Since I last posted here, the world has utterly changed.
I travel a lot. I used to travel a lot. For years I’ve joked that being Canadian is great when you don’t have to deal with winter. Winter, for me in these years, was a few scattered weeks at home, between trips to warmer places: sometimes holiday places, sometimes my routine business trips to London, Knoxville, New York, none of which experience much snow.

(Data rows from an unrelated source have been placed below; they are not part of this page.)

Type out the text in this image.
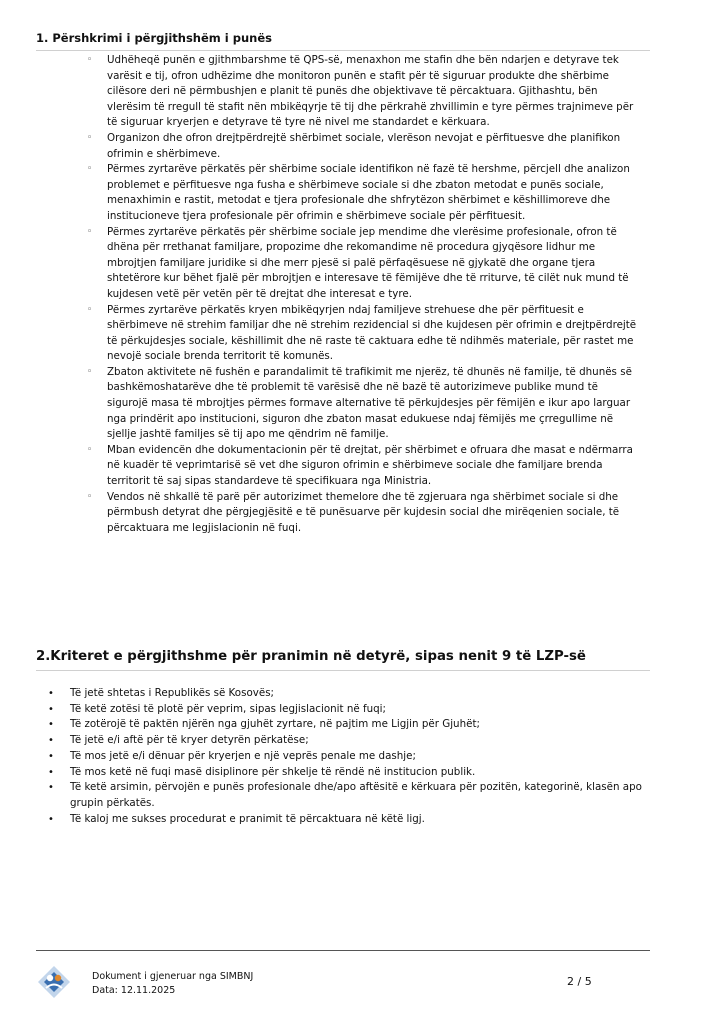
1. Përshkrimi i përgjithshëm i punës
◦ Udhëheqë punën e gjithmbarshme të QPS-së, menaxhon me stafin dhe bën ndarjen e detyrave tek varësit e tij, ofron udhëzime dhe monitoron punën e stafit për të siguruar produkte dhe shërbime cilësore deri në përmbushjen e planit të punës dhe objektivave të përcaktuara. Gjithashtu, bën vlerësim të rregull të stafit nën mbikëqyrje të tij dhe përkrahë zhvillimin e tyre përmes trajnimeve për të siguruar kryerjen e detyrave të tyre në nivel me standardet e kërkuara.
◦ Organizon dhe ofron drejtpërdrejtë shërbimet sociale, vlerëson nevojat e përfituesve dhe planifikon ofrimin e shërbimeve.
◦ Përmes zyrtarëve përkatës për shërbime sociale identifikon në fazë të hershme, përcjell dhe analizon problemet e përfituesve nga fusha e shërbimeve sociale si dhe zbaton metodat e punës sociale, menaxhimin e rastit, metodat e tjera profesionale dhe shfrytëzon shërbimet e këshillimoreve dhe institucioneve tjera profesionale për ofrimin e shërbimeve sociale për përfituesit.
◦ Përmes zyrtarëve përkatës për shërbime sociale jep mendime dhe vlerësime profesionale, ofron të dhëna për rrethanat familjare, propozime dhe rekomandime në procedura gjyqësore lidhur me mbrojtjen familjare juridike si dhe merr pjesë si palë përfaqësuese në gjykatë dhe organe tjera shtetërore kur bëhet fjalë për mbrojtjen e interesave të fëmijëve dhe të rriturve, të cilët nuk mund të kujdesen vetë për vetën për të drejtat dhe interesat e tyre.
◦ Përmes zyrtarëve përkatës kryen mbikëqyrjen ndaj familjeve strehuese dhe për përfituesit e shërbimeve në strehim familjar dhe në strehim rezidencial si dhe kujdesen për ofrimin e drejtpërdrejtë të përkujdesjes sociale, këshillimit dhe në raste të caktuara edhe të ndihmës materiale, për rastet me nevojë sociale brenda territorit të komunës.
◦ Zbaton aktivitete në fushën e parandalimit të trafikimit me njerëz, të dhunës në familje, të dhunës së bashkëmoshatarëve dhe të problemit të varësisë dhe në bazë të autorizimeve publike mund të sigurojë masa të mbrojtjes përmes formave alternative të përkujdesjes për fëmijën e ikur apo larguar nga prindërit apo institucioni, siguron dhe zbaton masat edukuese ndaj fëmijës me çrregullime në sjellje jashtë familjes së tij apo me qëndrim në familje.
◦ Mban evidencën dhe dokumentacionin për të drejtat, për shërbimet e ofruara dhe masat e ndërmarra në kuadër të veprimtarisë së vet dhe siguron ofrimin e shërbimeve sociale dhe familjare brenda territorit të saj sipas standardeve të specifikuara nga Ministria.
◦ Vendos në shkallë të parë për autorizimet themelore dhe të zgjeruara nga shërbimet sociale si dhe përmbush detyrat dhe përgjegjësitë e të punësuarve për kujdesin social dhe mirëqenien sociale, të përcaktuara me legjislacionin në fuqi.
2.Kriteret e përgjithshme për pranimin në detyrë, sipas nenit 9 të LZP-së
• Të jetë shtetas i Republikës së Kosovës;
• Të ketë zotësi të plotë për veprim, sipas legjislacionit në fuqi;
• Të zotërojë të paktën njërën nga gjuhët zyrtare, në pajtim me Ligjin për Gjuhët;
• Të jetë e/i aftë për të kryer detyrën përkatëse;
• Të mos jetë e/i dënuar për kryerjen e një veprës penale me dashje;
• Të mos ketë në fuqi masë disiplinore për shkelje të rëndë në institucion publik.
• Të ketë arsimin, përvojën e punës profesionale dhe/apo aftësitë e kërkuara për pozitën, kategorinë, klasën apo grupin përkatës.
• Të kaloj me sukses procedurat e pranimit të përcaktuara në këtë ligj.
Dokument i gjeneruar nga SIMBNJ
Data: 12.11.2025
2 / 5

My last trip was to a beach town, for a writing retreat. The town’s season hadn’t yet begun and we felt mostly alone on this expanse of sand. We knew about the virus, enough to bring sanitizer and wash our hands a lot, but we hadn’t even heard the phrase “social distancing” yet, flights were still operating normally and a gathering of friends was still a perfectly fine thing to do. It seems like forever ago. But it was the beginning of March.
My original plan had been to fly home from this retreat, unpack, repack, and fly out again the next day for London, where I’d be attending London Book Fair: five days, thirty meetings, countless handshakes and cheek kisses in a normal time. But when I checked my work email, I saw that some of my meetings were being cancelled as publishers began to pull out of the fair. My boss expressed reservations about whether the risk of this trip was going to end up being worth the benefit. I agreed, and cancelled my flight. The next day, the cancellation of the entire fair was announced.
A week after my return to Canada, our office implemented work from home procedures. I bought a couple of extra pounds of coffee and said goodbye to the baristas at the coffee shop.
Schools closed. Shops closed. We stopped going out to visit friends, going out for a pint, going out.
And I began reading A Journal of the Plague Year by Daniel Defoe.
It describes the plague in London, in 1664, neighbourhood by neighbourhood, growing from vague rumours of deaths among the poor to an overwhelming spectre stalking every house. It describes falsehood and negligence from the leaders of the people; the rich fleeing town, bringing their households and the disease with them to other towns; the people clinging to superstitions and dying anyway.
It’s a frightening read, and it’s fascinating perspective on what we’re facing now. We haven’t changed very much! And yet we’ve built ourselves a world of advancement and resilience in these last centuries.
I don’t know how the book ends yet. I don’t know how any of this ends.